You can check your own instance
See when the change happened for you
The easiest check is to dig into the JSONL logs yourself. Pull up any recent session file under "~/.claude/projects/", grep for "cache_creation", and look at whether "ephemeral_5m_input_tokens" or "ephemeral_1h_input_tokens" is the one with a value. If 5m is populated, you're using the shorter cache. The grep command you can use is this:
grep -r "cache_creation" ./
Several people in the community have also written short scripts that process the JSONLs and produce daily breakdowns, and you can use one of them inside the "/get-token-insights" skill in the claude-memory plugin.
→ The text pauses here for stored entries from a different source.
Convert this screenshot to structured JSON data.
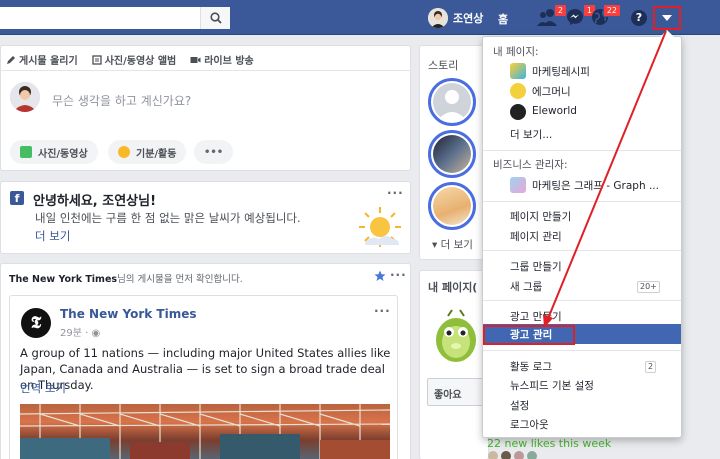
{
  "header": {
    "user_name": "조연상",
    "home_label": "홈",
    "badges": {
      "friends": "2",
      "messages": "1",
      "notifications": "22"
    },
    "help_label": "?"
  },
  "composer": {
    "tabs": [
      "게시물 올리기",
      "사진/동영상 앨범",
      "라이브 방송"
    ],
    "placeholder": "무슨 생각을 하고 계신가요?",
    "actions": [
      "사진/동영상",
      "기분/활동",
      "•••"
    ]
  },
  "greeting": {
    "title": "안녕하세요, 조연상님!",
    "text": "내일 인천에는 구름 한 점 없는 맑은 날씨가 예상됩니다.",
    "more": "더 보기"
  },
  "feed": {
    "seen_first_source": "The New York Times",
    "seen_first_text": "님의 게시물을 먼저 확인합니다.",
    "post": {
      "author": "The New York Times",
      "time": "29분",
      "body": "A group of 11 nations — including major United States allies like Japan, Canada and Australia — is set to sign a broad trade deal on Thursday.",
      "translate": "번역 보기"
    }
  },
  "right_column": {
    "stories_title": "스토리",
    "stories_more": "더 보기",
    "my_pages_title": "내 페이지(",
    "like_button": "좋아요",
    "new_likes": "22 new likes this week"
  },
  "dropdown": {
    "my_pages_header": "내 페이지:",
    "pages": [
      "마케팅레시피",
      "에그머니",
      "Eleworld"
    ],
    "more": "더 보기...",
    "business_header": "비즈니스 관리자:",
    "business_item": "마케팅은 그래프 - Graph ...",
    "create_page": "페이지 만들기",
    "manage_pages": "페이지 관리",
    "create_group": "그룹 만들기",
    "new_groups": "새 그룹",
    "new_groups_count": "20+",
    "create_ad": "광고 만들기",
    "manage_ads": "광고 관리",
    "activity_log": "활동 로그",
    "activity_count": "2",
    "newsfeed_settings": "뉴스피드 기본 설정",
    "settings": "설정",
    "logout": "로그아웃"
  }
}
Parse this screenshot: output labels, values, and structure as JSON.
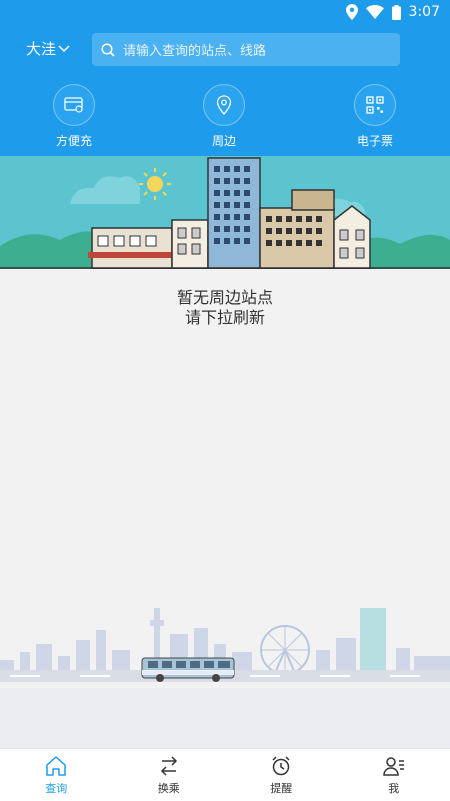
{
  "status_bar": {
    "time": "3:07"
  },
  "header": {
    "city": "大洼",
    "search_placeholder": "请输入查询的站点、线路",
    "quick_actions": [
      {
        "label": "方便充",
        "icon": "card-icon"
      },
      {
        "label": "周边",
        "icon": "location-icon"
      },
      {
        "label": "电子票",
        "icon": "qrcode-icon"
      }
    ]
  },
  "empty_state": {
    "line1": "暂无周边站点",
    "line2": "请下拉刷新"
  },
  "tabs": [
    {
      "label": "查询",
      "icon": "home-icon",
      "active": true
    },
    {
      "label": "换乘",
      "icon": "transfer-icon",
      "active": false
    },
    {
      "label": "提醒",
      "icon": "alarm-icon",
      "active": false
    },
    {
      "label": "我",
      "icon": "profile-icon",
      "active": false
    }
  ],
  "colors": {
    "primary": "#1E9BEB",
    "background": "#F2F2F2"
  }
}
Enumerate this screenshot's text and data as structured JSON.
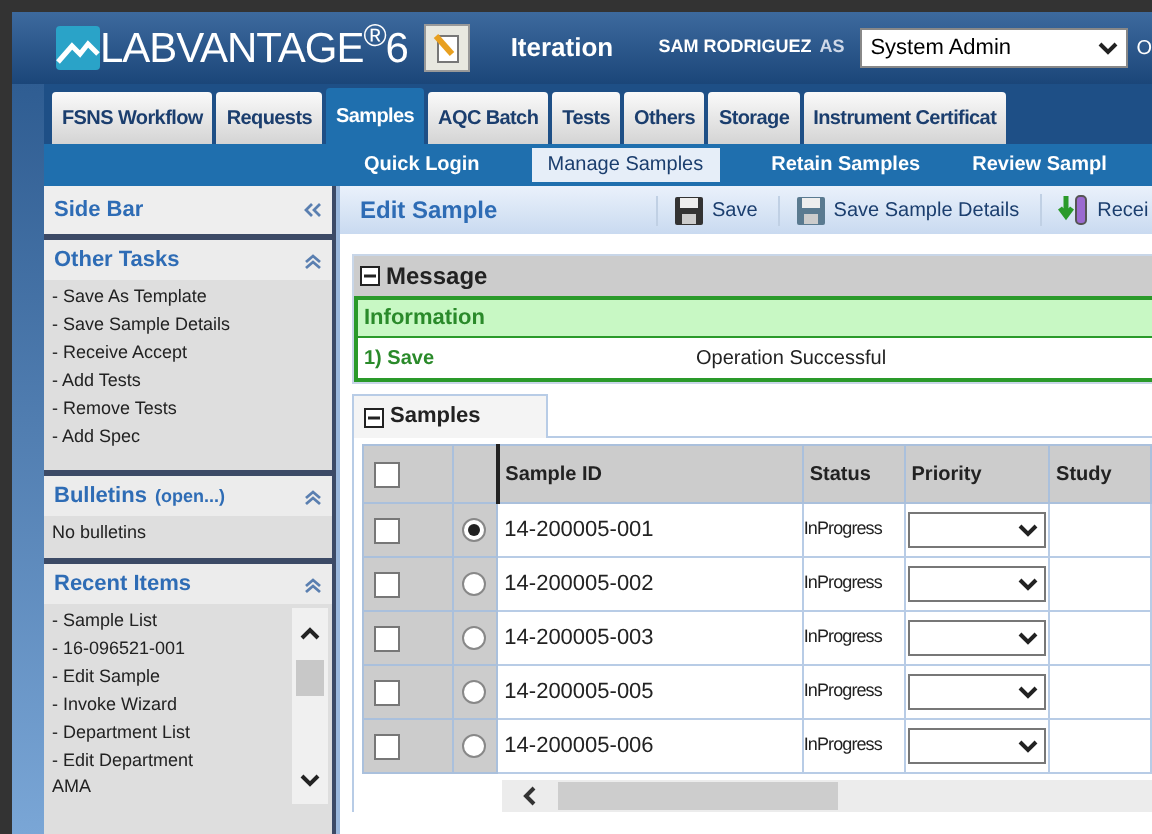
{
  "header": {
    "logo": "LABVANTAGE$^{®}$6",
    "context": "Iteration",
    "user": "SAM RODRIGUEZ",
    "as_label": "AS",
    "role": "System Admin",
    "cut_label": "O"
  },
  "tabs": [
    {
      "label": "FSNS Workflow",
      "selected": false
    },
    {
      "label": "Requests",
      "selected": false
    },
    {
      "label": "Samples",
      "selected": true
    },
    {
      "label": "AQC Batch",
      "selected": false
    },
    {
      "label": "Tests",
      "selected": false
    },
    {
      "label": "Others",
      "selected": false
    },
    {
      "label": "Storage",
      "selected": false
    },
    {
      "label": "Instrument Certificat",
      "selected": false
    }
  ],
  "subnav": [
    {
      "label": "Quick Login",
      "selected": false
    },
    {
      "label": "Manage Samples",
      "selected": true
    },
    {
      "label": "Retain Samples",
      "selected": false
    },
    {
      "label": "Review Sampl",
      "selected": false
    }
  ],
  "sidebar": {
    "title": "Side Bar",
    "sections": [
      {
        "kind": "links",
        "title": "Other Tasks",
        "items": [
          "- Save As Template",
          "- Save Sample Details",
          "- Receive Accept",
          "- Add Tests",
          "- Remove Tests",
          "- Add Spec"
        ]
      },
      {
        "kind": "text",
        "title": "Bulletins",
        "link": "(open...)",
        "items": [
          "No bulletins"
        ]
      },
      {
        "kind": "scroll_links",
        "title": "Recent Items",
        "items": [
          "- Sample List",
          "- 16-096521-001",
          "- Edit Sample",
          "- Invoke Wizard",
          "- Department List",
          "- Edit Department\nAMA"
        ]
      }
    ]
  },
  "toolbar": {
    "title": "Edit Sample",
    "buttons": [
      {
        "kind": "save",
        "label": "Save"
      },
      {
        "kind": "save_details",
        "label": "Save Sample Details"
      },
      {
        "kind": "receive",
        "label": "Recei"
      }
    ]
  },
  "message": {
    "title": "Message",
    "heading": "Information",
    "rows": [
      {
        "label": "1) Save",
        "text": "Operation Successful"
      }
    ]
  },
  "samples": {
    "tab": "Samples",
    "select_all_checked": false,
    "columns": [
      "Sample ID",
      "Status",
      "Priority",
      "Study"
    ],
    "rows": [
      {
        "checked": false,
        "selected": true,
        "sample_id": "14-200005-001",
        "status": "InProgress"
      },
      {
        "checked": false,
        "selected": false,
        "sample_id": "14-200005-002",
        "status": "InProgress"
      },
      {
        "checked": false,
        "selected": false,
        "sample_id": "14-200005-003",
        "status": "InProgress"
      },
      {
        "checked": false,
        "selected": false,
        "sample_id": "14-200005-005",
        "status": "InProgress"
      },
      {
        "checked": false,
        "selected": false,
        "sample_id": "14-200005-006",
        "status": "InProgress"
      }
    ]
  }
}
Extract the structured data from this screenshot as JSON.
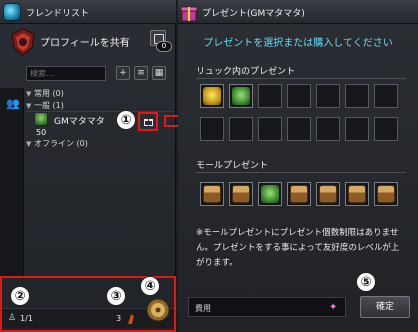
{
  "friend_panel": {
    "title": "フレンドリスト",
    "profile_share_label": "プロフィールを共有",
    "share_badge": "0",
    "search_placeholder": "検索…",
    "groups": {
      "favorites": "常用 (0)",
      "general": "一般 (1)",
      "offline": "オフライン (0)"
    },
    "friend": {
      "name": "GMマタマタ",
      "level": "50"
    },
    "bottom": {
      "online": "1/1",
      "gift_count": "3"
    }
  },
  "present_panel": {
    "title": "プレゼント(GMマタマタ)",
    "instruction": "プレゼントを選択または購入してください",
    "inventory_label": "リュック内のプレゼント",
    "mall_label": "モールプレゼント",
    "notice": "※モールプレゼントにプレゼント個数制限はありません。プレゼントをする事によって友好度のレベルが上がります。",
    "cost_label": "費用",
    "confirm_label": "確定"
  },
  "callouts": {
    "c1": "①",
    "c2": "②",
    "c3": "③",
    "c4": "④",
    "c5": "⑤"
  },
  "colors": {
    "highlight": "#e01818",
    "instruction": "#66d8f2"
  },
  "inventory_slots": [
    "yellow-item",
    "frog-item",
    "",
    "",
    "",
    "",
    "",
    "",
    "",
    "",
    "",
    "",
    "",
    ""
  ],
  "mall_slots": [
    "chest-item",
    "chest-item",
    "frog-item",
    "chest-item",
    "chest-item",
    "chest-item",
    "chest-item"
  ]
}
There's also a subtler piece of evidence baked into Claude Code itself. The ScheduleWakeup tool that Claude Code uses internally for timed pauses carries its own documentation, and that documentation explicitly states "The Anthropic prompt cache has a 5-minute TTL. Sleeping past 300 seconds means the next wake-up reads your full conversation context uncached -- slower and more expensive." That's Anthropic's own tool description treating five minutes as the baseline assumption. Nobody asked you to opt in when the change was made, and the five-minute window is just the new default, quietly assumed.
To be clear, I'm not accusing Anthropic of doing this maliciously. There are probably real reasons for the change that have to do with the shape of Claude Code's aggregate traffic, and Jarred's comment about one-shot requests is plausible if you treat the entire user base as an average. But the people paying $200 a month to run agentic workflows are not one-shot users, and they're the ones hitting limits in the last couple of weeks that they never would have hit in March. A default change that affects billing behavior this significantly deserves a changelog at a minimum, and probably a settings toggle for the users it hits hardest.
It shouldn't take reverse engineering the client to figure out why things suddenly feel different, and the fact that others did the work to find that out and communicate it to end users, not Anthropic, says a lot.